Mitigating the stigma of the OECD as a collection of rich welfare states dictating policy to smaller nations has proven effective. To comply with various OECD ‘standards’, low-tax jurisdictions have drastically altered their laws, joined the requisite number of tax treaties and submitted themselves to the OECD peer-review process. Silly as its name may be, the Inclusive Framework can tout a membership of 130 nations. From the OECD’s perspective, this has all worked wonderfully, except for one looming problem.
A one-sided consensus
Even though low-tax jurisdictions have spent years jumping through the OECD’s hoops, they find themselves targets once again as high-tax nations launch new attacks. Years after the OECD removed the last nation from its list of Uncooperative Tax Havens, the EU in 2017 unveiled a list of Non-Cooperative Tax Jurisdictions, a.k.a. ‘tax havens’. At its unveiling, the list consisted of 17 blacklisted and 47 grey-listed jurisdictions. By June 2019, it was still 11 blacklisted and 36 grey-listed.
Just as the EU’s tax haven blacklist undermines the Global Forum on Transparency and Exchange of Information for Tax Purpose, another proposed list sought to undercut the Financial Action Task Force (FATF).

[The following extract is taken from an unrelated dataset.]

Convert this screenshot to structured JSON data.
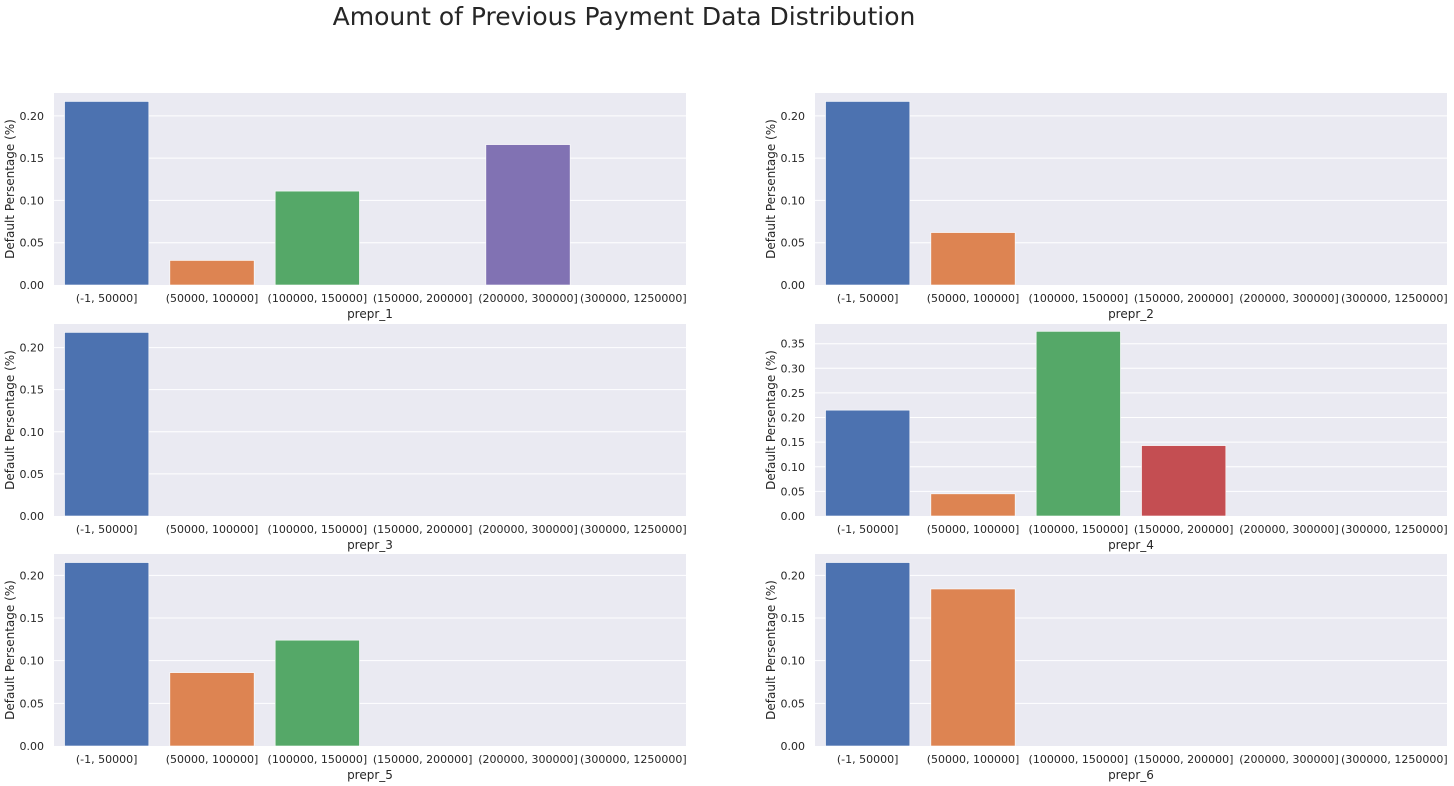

A so-called “dirty money blacklist” targeted 23 countries for failing to meet their standards on money laundering and terrorist financing, the domain of the FATF.
Although the European Commission failed to get the support of its member nations, more activity on the issue is expected. The EU’s tax haven list failed when it was first introduced as well, so the setback provides only small comfort.

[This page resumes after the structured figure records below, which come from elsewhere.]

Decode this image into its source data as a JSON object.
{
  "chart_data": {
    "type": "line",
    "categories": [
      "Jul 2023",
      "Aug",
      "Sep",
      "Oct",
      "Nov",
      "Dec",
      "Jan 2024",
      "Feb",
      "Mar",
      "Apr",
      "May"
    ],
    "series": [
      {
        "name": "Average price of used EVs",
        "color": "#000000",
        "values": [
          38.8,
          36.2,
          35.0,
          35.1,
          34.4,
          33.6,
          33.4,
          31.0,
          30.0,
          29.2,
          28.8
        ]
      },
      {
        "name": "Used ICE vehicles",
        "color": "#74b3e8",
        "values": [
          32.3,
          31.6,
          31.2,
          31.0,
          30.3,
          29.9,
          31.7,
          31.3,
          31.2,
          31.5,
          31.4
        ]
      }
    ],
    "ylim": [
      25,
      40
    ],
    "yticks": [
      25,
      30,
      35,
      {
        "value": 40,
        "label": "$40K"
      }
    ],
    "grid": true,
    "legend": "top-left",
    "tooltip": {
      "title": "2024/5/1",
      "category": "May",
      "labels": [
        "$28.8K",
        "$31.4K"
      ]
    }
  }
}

The problem is not just that low-tax nations face a sort of double jeopardy, where they might satisfy the OECD but still find themselves labelled “non-cooperative” by the EU or others. It is also that threatening more extreme measures is a way for high-tax nations to dictate terms to the OECD. We are witnessing that very process unfolding on the issue of digital taxes.
In promising a report by the end of 2020, the OECD has adopted an extremely aggressive timeline for its work to reach a “consensus” solution to taxing digital activity, one even Pascal Saint-Amans, the director of the OECD’s Centre for Tax Policy and Administration, thinks “may prove difficult”. They have no choice to be hasty, as France and other high-tax nations have placed Damocles Sword over the global economy by establishing or pursuing their own digital services taxes.
A promise to remove the tax and replace it with the international standard once one is reached is not enough to mitigate the effect of imposing their own tax. They have already forced a negotiation timeline that might have otherwise allowed for more discussion and debate.
If a “consensus solution” is reached that is less burdensome than their current rules, they can just keep them anyway should they choose. Despite this, the OECD pretends that France is just one member no different than any other, negotiating on equal footing and in good faith.
The fundamental issue is that the OECD’s enforcement mechanisms only really work in one direction. There is no peer review process for determining whether a participant nation is making more onerous demands on its neighbours than those it agreed to within the OECD process. There’s no blacklist of rogue blacklisters.
The perception of consensus is thus one big illusion. Low-tax jurisdictions can feel like they have some say in the OECD process, but each high-tax nation gets to decide for itself whether to respect the agreed upon standard or demand more. Just how inclusive can such a process ever be? Unless the OECD polices nations that impose burdens on top of the agreed upon standards, it will never truly be a consensus-based organization. But so long as it can maintain the fiction of inclusion, it will at least remain a powerful tool for high-tax nations in their war on tax competition.